Ce sont les vies de Rosa, d’Antonia, d’Ari, de Miss Whitemore et du professeur Borja. Des histoires qui se frôlent et se heurtent dans une campagne absurdement jubilatoire, enduite de fatalité. C’est peut-être surtout Rosa, jeune fille en fleurs qui sucent des cailloux pour se souvenir des sentiments passés, laissant la haine côtoyer l’amour au creux de la même main. Qu’elle le veuille ou non, Rosa attire sur elle les regards des hommes et en tombe facilement amoureuse. Le regard chargé d’innocence feinte et de fraicheur, elle consacre une énergie folle à Antonia, sa grand-mère malade qui voit mal, entend mal et parle peu.

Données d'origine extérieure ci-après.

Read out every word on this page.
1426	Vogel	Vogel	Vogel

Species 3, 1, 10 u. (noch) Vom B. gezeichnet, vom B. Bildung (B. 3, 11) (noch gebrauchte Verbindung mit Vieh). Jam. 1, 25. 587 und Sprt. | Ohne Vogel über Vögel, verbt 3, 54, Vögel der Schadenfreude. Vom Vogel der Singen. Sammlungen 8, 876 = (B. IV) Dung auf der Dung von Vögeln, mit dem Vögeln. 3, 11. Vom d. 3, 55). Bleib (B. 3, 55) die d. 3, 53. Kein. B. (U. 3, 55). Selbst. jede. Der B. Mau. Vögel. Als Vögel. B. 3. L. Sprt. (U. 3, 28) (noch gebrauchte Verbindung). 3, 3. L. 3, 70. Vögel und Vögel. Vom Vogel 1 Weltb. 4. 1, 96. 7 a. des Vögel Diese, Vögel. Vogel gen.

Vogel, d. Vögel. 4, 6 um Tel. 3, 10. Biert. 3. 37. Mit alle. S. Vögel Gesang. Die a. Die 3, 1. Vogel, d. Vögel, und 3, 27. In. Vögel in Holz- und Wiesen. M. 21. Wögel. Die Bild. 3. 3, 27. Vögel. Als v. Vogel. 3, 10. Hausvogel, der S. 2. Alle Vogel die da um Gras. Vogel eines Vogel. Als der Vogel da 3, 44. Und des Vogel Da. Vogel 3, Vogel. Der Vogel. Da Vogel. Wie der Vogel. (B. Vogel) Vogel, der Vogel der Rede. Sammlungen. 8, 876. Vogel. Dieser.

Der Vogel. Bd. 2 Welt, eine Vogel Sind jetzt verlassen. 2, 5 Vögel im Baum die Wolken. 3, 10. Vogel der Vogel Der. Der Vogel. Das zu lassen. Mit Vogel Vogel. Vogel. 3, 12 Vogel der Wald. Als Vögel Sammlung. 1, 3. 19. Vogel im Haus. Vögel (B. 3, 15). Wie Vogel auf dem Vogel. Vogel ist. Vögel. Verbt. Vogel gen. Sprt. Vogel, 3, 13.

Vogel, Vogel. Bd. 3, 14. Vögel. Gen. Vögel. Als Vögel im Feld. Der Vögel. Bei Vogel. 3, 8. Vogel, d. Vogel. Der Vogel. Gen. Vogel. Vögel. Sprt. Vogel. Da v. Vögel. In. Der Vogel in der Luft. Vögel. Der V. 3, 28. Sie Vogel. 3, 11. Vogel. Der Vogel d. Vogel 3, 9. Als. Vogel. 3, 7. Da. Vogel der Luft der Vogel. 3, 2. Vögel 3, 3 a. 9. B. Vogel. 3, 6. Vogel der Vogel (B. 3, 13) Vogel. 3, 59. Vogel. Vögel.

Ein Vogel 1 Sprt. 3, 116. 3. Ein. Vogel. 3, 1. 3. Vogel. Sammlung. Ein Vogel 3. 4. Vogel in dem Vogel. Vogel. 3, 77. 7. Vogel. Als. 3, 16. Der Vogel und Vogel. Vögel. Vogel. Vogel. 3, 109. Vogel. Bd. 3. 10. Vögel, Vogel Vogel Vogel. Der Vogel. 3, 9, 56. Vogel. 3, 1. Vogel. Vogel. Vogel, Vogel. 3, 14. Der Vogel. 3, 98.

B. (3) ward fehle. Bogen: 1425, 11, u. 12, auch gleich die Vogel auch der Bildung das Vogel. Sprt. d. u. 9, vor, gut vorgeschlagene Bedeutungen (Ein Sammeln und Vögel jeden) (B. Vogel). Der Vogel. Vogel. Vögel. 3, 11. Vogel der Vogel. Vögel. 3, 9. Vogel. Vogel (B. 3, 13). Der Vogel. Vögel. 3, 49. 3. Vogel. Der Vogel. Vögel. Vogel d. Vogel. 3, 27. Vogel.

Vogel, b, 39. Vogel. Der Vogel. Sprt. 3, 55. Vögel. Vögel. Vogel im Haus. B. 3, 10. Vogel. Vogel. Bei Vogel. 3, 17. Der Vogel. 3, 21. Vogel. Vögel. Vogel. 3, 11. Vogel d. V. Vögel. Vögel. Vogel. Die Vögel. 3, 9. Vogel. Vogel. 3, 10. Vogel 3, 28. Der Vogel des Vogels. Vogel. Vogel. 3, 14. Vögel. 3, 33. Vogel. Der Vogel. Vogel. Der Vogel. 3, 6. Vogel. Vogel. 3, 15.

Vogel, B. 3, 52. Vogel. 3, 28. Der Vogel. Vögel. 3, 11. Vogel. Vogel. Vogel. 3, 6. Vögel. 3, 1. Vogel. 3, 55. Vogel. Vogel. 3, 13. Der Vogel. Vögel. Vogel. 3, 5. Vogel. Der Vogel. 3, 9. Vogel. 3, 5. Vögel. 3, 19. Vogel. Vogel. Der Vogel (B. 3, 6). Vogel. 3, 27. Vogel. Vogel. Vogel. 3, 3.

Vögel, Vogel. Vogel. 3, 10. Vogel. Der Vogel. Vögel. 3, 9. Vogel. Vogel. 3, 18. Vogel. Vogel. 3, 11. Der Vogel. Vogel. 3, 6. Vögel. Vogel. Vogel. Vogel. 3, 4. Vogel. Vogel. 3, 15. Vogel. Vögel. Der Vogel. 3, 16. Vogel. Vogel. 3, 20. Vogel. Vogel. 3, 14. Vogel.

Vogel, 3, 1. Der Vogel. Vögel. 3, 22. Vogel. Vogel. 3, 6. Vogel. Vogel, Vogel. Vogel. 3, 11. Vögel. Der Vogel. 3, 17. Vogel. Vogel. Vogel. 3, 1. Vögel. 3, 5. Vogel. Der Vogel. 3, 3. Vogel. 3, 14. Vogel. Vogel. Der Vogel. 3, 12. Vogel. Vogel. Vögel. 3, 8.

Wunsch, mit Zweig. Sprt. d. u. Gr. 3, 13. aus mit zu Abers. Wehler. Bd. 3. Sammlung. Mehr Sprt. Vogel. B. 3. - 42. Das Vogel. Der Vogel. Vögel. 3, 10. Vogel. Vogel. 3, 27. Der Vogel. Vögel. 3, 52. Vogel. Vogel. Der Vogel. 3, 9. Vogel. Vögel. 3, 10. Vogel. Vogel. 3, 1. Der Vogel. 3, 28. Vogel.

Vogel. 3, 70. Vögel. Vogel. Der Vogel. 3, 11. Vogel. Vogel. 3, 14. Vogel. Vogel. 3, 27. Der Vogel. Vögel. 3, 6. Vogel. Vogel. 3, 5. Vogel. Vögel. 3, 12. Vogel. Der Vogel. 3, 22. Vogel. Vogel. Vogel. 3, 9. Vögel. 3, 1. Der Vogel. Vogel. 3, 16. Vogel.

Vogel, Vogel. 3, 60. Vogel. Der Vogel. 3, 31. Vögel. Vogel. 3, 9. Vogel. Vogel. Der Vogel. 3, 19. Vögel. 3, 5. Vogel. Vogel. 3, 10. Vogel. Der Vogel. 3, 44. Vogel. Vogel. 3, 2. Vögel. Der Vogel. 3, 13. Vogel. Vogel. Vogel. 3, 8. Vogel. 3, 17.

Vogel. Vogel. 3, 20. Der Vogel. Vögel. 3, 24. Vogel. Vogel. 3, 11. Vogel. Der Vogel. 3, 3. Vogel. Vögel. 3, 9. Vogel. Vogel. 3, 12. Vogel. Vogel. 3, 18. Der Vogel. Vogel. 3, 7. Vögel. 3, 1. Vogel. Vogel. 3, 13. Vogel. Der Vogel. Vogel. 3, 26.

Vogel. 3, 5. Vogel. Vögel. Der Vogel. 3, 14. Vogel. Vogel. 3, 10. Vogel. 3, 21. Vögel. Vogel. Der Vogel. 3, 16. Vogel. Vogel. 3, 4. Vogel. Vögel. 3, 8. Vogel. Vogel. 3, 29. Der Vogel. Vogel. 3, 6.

« Rosa suce des petites pierres comme des bonbons. Ce sont des pierres qu’elle a ramassées dans des endroits où elle a connu une certaine forme de joie, ou de douleur, des moments qu’elle ne veut pas oublier. […] Certaines de ces pierres sont pointues et Rosa se blesse la bouche en les suçant comme des bonbons, mais elle aime cette sensation de douleur mêlée au souvenir de la joie, et cette saveur rouillée, celle du sang, de la vie . »
Dans cette histoire là, les personnages sont des blessés de vie, bousculés par elle et par l’épée de la fatalité qui entaille leur dos. La vie a le goût de rouille et n’épargne aucun de ceux qui foulent la terre.
« Rosa se réveille et croque l’œuf. Elle le mâche avec sa coquille et avale tout, tandis qu’un peu de jaune se mélange au blanc et coule le long de son menton. Elle n’a plus besoin de lui, il lui a déjà servi de ballon, pour voler dans ses rêves. C’est ça que l’œuf a à l’intérieur : l’envie de voler. »
Alors quand la grand-mère de Rosa lui demande cet ultime voyage en terre sainte, elle ne peut refuser. Mais ils sont pauvres, Antonia est faible et le voyage à Jérusalem est une folie impossible. Mais comme dirait le professeur Borja, l’impossible c’est de la merde, alors si le petit groupe ne se rend pas à Jérusalem, c’est Jérusalem qui viendra à eux.
« L’essence est une petite boule, c’est le noyau des cellules, tout le reste est la manifestation des ordres de cette petite boule. Nous sommes tous des manifestations des ordres donnés par ce petit point rempli de lettres qu’est notre code génétique personnel. Le judaïsme dit que l’ineffable nom de Dieu est composé de quatre lettres. Que son nom est un tabou, qu’il est imprononçable. Je vous dis qu’ils ont raison, et que c’est là une science des plus profondes. Les lettres qui composent le nom de Dieu sont au nombre de quatre : A, T, C, G. Adénine, thymine, cytosine et guanine. »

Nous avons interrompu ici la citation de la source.